In many hundreds of hours of testing on a significant number of systems, I've not hit an instance of async signal loss on the SATA bus that was not due to some issue in the physical connection. (ie, bad cable)
Many of the current shipping drives are built around a sata-ata bridge device, which is integrated on the drive's logic card.
The drive vendor is responsible for making the drive as a whole act like a SATA drive at the terminals. Since they know they are integrating the devices, they certainly should have no problem setting up the pATA parts of the drive to always and forever be at the correct transfer modes given whatever bridge they choose to employ internally to their architecture. The OS should not have to issue any set transfer mode commands to a SATA drive, and any sent should be ignored at the drive.
While the whole notion of SATA is to fool the OS into thinking that is still connected to plain-old vanilla ATA disk, it just doesn't come out in the wash. There's really no way to completely ignore the SATA controller in the driver layer and do it right with a generic ATA disk driver. Nor is there a way to properly drive any ATA controller in a completely generic manner either for that matter.
The whole premise of transparency is more or less a farce. It's more like 90% translucent.
At 8:48 PM -0500 9/21/03, Wolford, Jeff wrote:
Gary,
Let me try and answer both yours and a couple Hale's questions at the same time (watch out)

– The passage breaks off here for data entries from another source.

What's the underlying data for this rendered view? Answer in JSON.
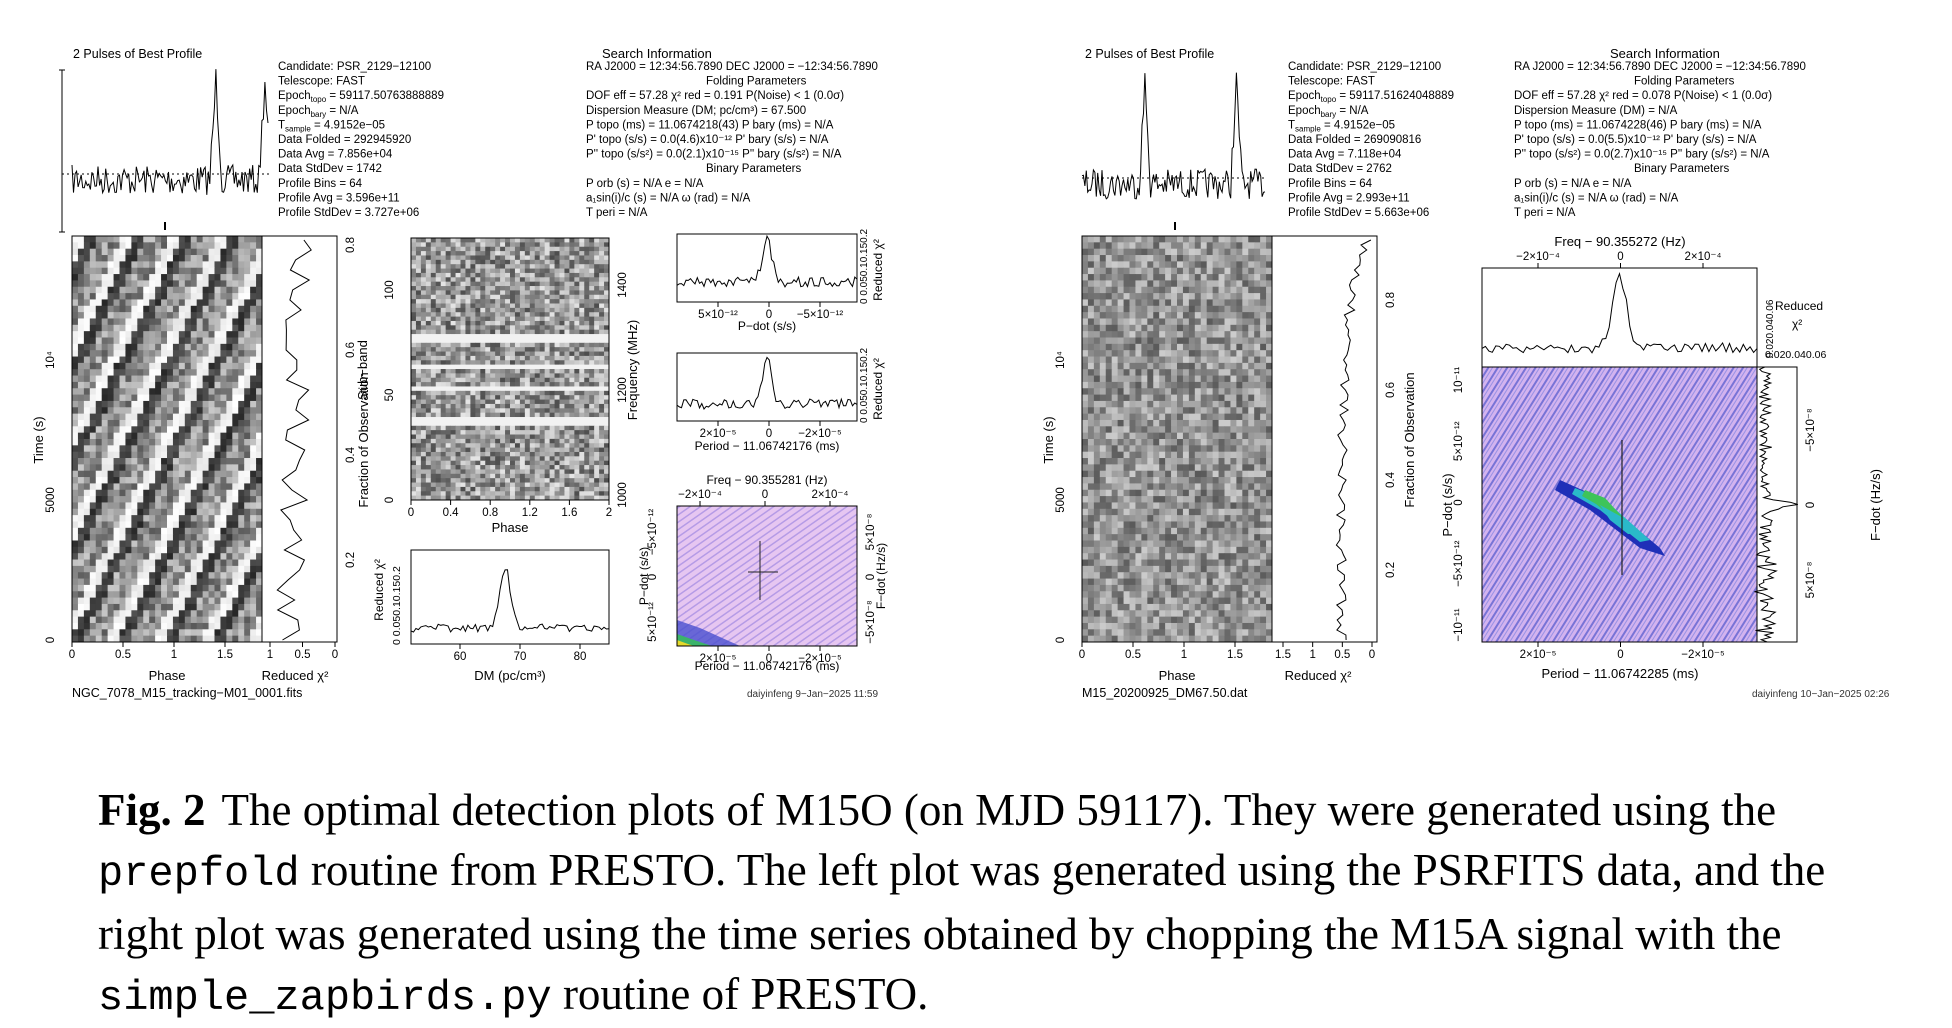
{
  "left": {
    "profile_title": "2 Pulses of Best Profile",
    "info": [
      [
        "Candidate:  PSR_2129−12100",
        ""
      ],
      [
        "Telescope:  FAST",
        ""
      ],
      [
        "Epoch",
        "topo",
        " = 59117.50763888889"
      ],
      [
        "Epoch",
        "bary",
        " = N/A"
      ],
      [
        "T",
        "sample",
        "        =  4.9152e−05"
      ],
      [
        "Data Folded",
        "",
        "      =  292945920"
      ],
      [
        "Data Avg",
        "",
        "         =  7.856e+04"
      ],
      [
        "Data StdDev",
        "",
        "      =  1742"
      ],
      [
        "Profile Bins",
        "",
        "      =  64"
      ],
      [
        "Profile Avg",
        "",
        "      =  3.596e+11"
      ],
      [
        "Profile StdDev",
        "",
        "   =  3.727e+06"
      ]
    ],
    "search_title": "Search Information",
    "search": [
      "RA J2000 = 12:34:56.7890          DEC J2000 = −12:34:56.7890",
      "Folding Parameters",
      "DOF eff = 57.28  χ² red = 0.191  P(Noise) < 1  (0.0σ)",
      "Dispersion Measure (DM; pc/cm³) = 67.500",
      "P topo (ms) = 11.0674218(43)      P bary (ms) = N/A",
      "P' topo (s/s) = 0.0(4.6)x10⁻¹²     P' bary (s/s) = N/A",
      "P'' topo (s/s²) = 0.0(2.1)x10⁻¹⁵   P'' bary (s/s²) = N/A",
      "Binary Parameters",
      "P orb (s) = N/A                   e = N/A",
      "a₁sin(i)/c (s) = N/A            ω (rad) = N/A",
      "T peri = N/A"
    ],
    "time_label": "Time (s)",
    "time_ticks": [
      "0",
      "5000",
      "10⁴"
    ],
    "phase_label": "Phase",
    "phase_ticks": [
      "0",
      "0.5",
      "1",
      "1.5"
    ],
    "redchi_label": "Reduced χ²",
    "redchi_ticks": [
      "1",
      "0.5",
      "0"
    ],
    "frac_label": "Fraction of Observation",
    "frac_ticks": [
      "0.2",
      "0.4",
      "0.6",
      "0.8"
    ],
    "subband_label": "Sub−band",
    "subband_ticks": [
      "0",
      "50",
      "100"
    ],
    "freq_label": "Frequency (MHz)",
    "freq_ticks": [
      "1000",
      "1200",
      "1400"
    ],
    "sub_phase_ticks": [
      "0",
      "0.4",
      "0.8",
      "1.2",
      "1.6",
      "2"
    ],
    "dm_label": "DM (pc/cm³)",
    "dm_ticks": [
      "60",
      "70",
      "80"
    ],
    "dm_redchi_ticks": "0  0.050.10.150.2",
    "pdot_label": "P−dot (s/s)",
    "pdot_ticks": [
      "5×10⁻¹²",
      "0",
      "−5×10⁻¹²"
    ],
    "period_label": "Period − 11.06742176 (ms)",
    "period_ticks": [
      "2×10⁻⁵",
      "0",
      "−2×10⁻⁵"
    ],
    "small_redchi_ticks": "0  0.050.10.150.2",
    "freq_top_label": "Freq − 90.355281 (Hz)",
    "freq_top_ticks": [
      "−2×10⁻⁴",
      "0",
      "2×10⁻⁴"
    ],
    "fdot_label": "F−dot (Hz/s)",
    "fdot_ticks": [
      "5×10⁻⁸",
      "0",
      "−5×10⁻⁸"
    ],
    "pdot_2d_ticks": [
      "−5×10⁻¹²",
      "0",
      "5×10⁻¹²"
    ],
    "file_name": "NGC_7078_M15_tracking−M01_0001.fits",
    "signature": "daiyinfeng   9−Jan−2025 11:59"
  },
  "right": {
    "profile_title": "2 Pulses of Best Profile",
    "info": [
      [
        "Candidate:  PSR_2129−12100",
        ""
      ],
      [
        "Telescope:  FAST",
        ""
      ],
      [
        "Epoch",
        "topo",
        " = 59117.51624048889"
      ],
      [
        "Epoch",
        "bary",
        " = N/A"
      ],
      [
        "T",
        "sample",
        "        =  4.9152e−05"
      ],
      [
        "Data Folded",
        "",
        "      =  269090816"
      ],
      [
        "Data Avg",
        "",
        "         =  7.118e+04"
      ],
      [
        "Data StdDev",
        "",
        "      =  2762"
      ],
      [
        "Profile Bins",
        "",
        "      =  64"
      ],
      [
        "Profile Avg",
        "",
        "      =  2.993e+11"
      ],
      [
        "Profile StdDev",
        "",
        "   =  5.663e+06"
      ]
    ],
    "search_title": "Search Information",
    "search": [
      "RA J2000 = 12:34:56.7890          DEC J2000 = −12:34:56.7890",
      "Folding Parameters",
      "DOF eff = 57.28  χ² red = 0.078  P(Noise) < 1  (0.0σ)",
      "Dispersion Measure (DM) = N/A",
      "P topo (ms) = 11.0674228(46)      P bary (ms) = N/A",
      "P' topo (s/s) = 0.0(5.5)x10⁻¹²     P' bary (s/s) = N/A",
      "P'' topo (s/s²) = 0.0(2.7)x10⁻¹⁵   P'' bary (s/s²) = N/A",
      "Binary Parameters",
      "P orb (s) = N/A                   e = N/A",
      "a₁sin(i)/c (s) = N/A            ω (rad) = N/A",
      "T peri = N/A"
    ],
    "time_label": "Time (s)",
    "time_ticks": [
      "0",
      "5000",
      "10⁴"
    ],
    "phase_label": "Phase",
    "phase_ticks": [
      "0",
      "0.5",
      "1",
      "1.5"
    ],
    "redchi_label": "Reduced χ²",
    "redchi_ticks": [
      "1.5",
      "1",
      "0.5",
      "0"
    ],
    "frac_label": "Fraction of Observation",
    "frac_ticks": [
      "0.2",
      "0.4",
      "0.6",
      "0.8"
    ],
    "freq_top_label": "Freq − 90.355272 (Hz)",
    "freq_top_ticks": [
      "−2×10⁻⁴",
      "0",
      "2×10⁻⁴"
    ],
    "top_redchi_label": "Reduced",
    "top_redchi_chi": "χ²",
    "top_redchi_ticks": "0.020.040.06",
    "pdot_label": "P−dot (s/s)",
    "pdot_ticks": [
      "10⁻¹¹",
      "5×10⁻¹²",
      "0",
      "−5×10⁻¹²",
      "−10⁻¹¹"
    ],
    "fdot_label": "F−dot (Hz/s)",
    "fdot_ticks": [
      "−5×10⁻⁸",
      "0",
      "5×10⁻⁸"
    ],
    "period_label": "Period − 11.06742285 (ms)",
    "period_ticks": [
      "2×10⁻⁵",
      "0",
      "−2×10⁻⁵"
    ],
    "file_name": "M15_20200925_DM67.50.dat",
    "signature": "daiyinfeng 10−Jan−2025 02:26"
  },
  "caption": {
    "label": "Fig. 2",
    "parts": [
      "The optimal detection plots of M15O (on MJD 59117). They were generated using the ",
      "prepfold",
      " routine from PRESTO. The left plot was generated using the PSRFITS data, and the right plot was generated using the time series obtained by chopping the M15A signal with the ",
      "simple_zapbirds.py",
      " routine of PRESTO."
    ]
  }
}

For background and clarification purposes, since some of us are a little out of the loop these days. What condition(s) could lead to Async loss of signal? Is this a catastrophic condition (i.e. unlikely but possible) or just an occasional emotional issue (hiccup) on the interface? This could aid in the suggestion of possible solutions.
[JWW> ] An Async loss of signal can happen with ANY minor glitch in the phy signal since SATA is an always ON interface
(unless you go into a low/lower phy power state).
It is VERY catastrophic, as Hale indicated there are a LARGE number of conditions where a SRST will not reset the bus
and causing a COMRESET is SATA specific and I don't know of any SATA aware OSs yet... (I'm still waiting for the Linux kernel
to support native mode PATA controllers)
And since there is no STANDARD way to cause a COMRESET, each of the OSs is going to have to know about every controller.
The BAD part is a Async loss of signal (in the best case if it does not LOCK up the SATA bus), it resets a lot of the drive parameters and the OS has virtually no way to know it happened.
The 2nd BAD part is this is NOT like PATA... where SRST always got you out of a hung condition and
the OS did NOT have to reprogram the drive (it was just a SRST not a HRESET).
How often: I see them every 2 or 3 days, but they are localized (i.e. they are drive/system combination dependent)
and NEVER -:) on a system with a bus analyzer on them with the right trigger (tracing the low level will fill up the buffer
real quick -:)
Jeff
Gary Laatsch <mailto:[EMAIL PROTECTED]>[EMAIL PROTECTED]
----- Original Message ----- From: <mailto:[EMAIL PROTECTED]>Wolford, Jeff To: <mailto:[EMAIL PROTECTED]>ATA T13 Reflector Sent: Saturday, September 20, 2003 10:26 AM Subject: [t13] SATA Async loss vs HRESET... settings of the drive
And now for a tough one to solve...
SUMMARY:
What happens to the soft settings of a drive during a Async loss of signal ?
(such as UDMA mode, IDP values, Multi settings or any other setfeat soft setting)
SUGGESTION:
Drives need to know the difference between a Async loss of signal and a commanded COMRESET.
If it is a Async loss of signal, they need to maintain the "soft settings", if its a commanded COMRESET, they need
to reset all the settings and expect the OS to reprogram them
BACKGROUND:
On SATA Comreset is equated to HRESET on PATA. Also Async loss of signal on SATA is equated to COMRESET....
HOWEVER, there is a problem (ok only one -:) with this assumption.
On PATA HRESET happens VERY view times (at boot, commanded reboot and coming out of S3 and S4). Each
of these times the OS / BIOS is VERY aware that this is happening.
HOWEVER, on SATA Async loss of signal is NOT commanded and the OS is NOT very aware and has NO was of knowing if it is not VERY SATA aware (aka the OS would have to poll the SATA SERROR / SSTATUS non-standard location registers).
Thus the OS does not know to comedown and reprogram the drive with the right UDMA mode, multi setting for read multiple,
IDP values, etc).
CURRENT SITUATION:
Several SATA drives on the market today will totally lock up and a SRST will NOT get them out of this condition.
Example 1: On a Async loss of signal, Several drives will reset the PATA portion (thus loose the soft setting of DMA mode
and revert back to multiword DMA), the SATA to PATA conversion portion is fixed in UDMA mode... BINGO... LOCK up
Example 2: BIOS / OS setup a multi setting of 16 for a read / write multiple. Then a ASYNC loss of signal, multi reverts
back to 1 or something other than 16 on the drive. OS does a write multi... BINGO Lock up
.... And the list goes on.
All soft settings need to be addressed.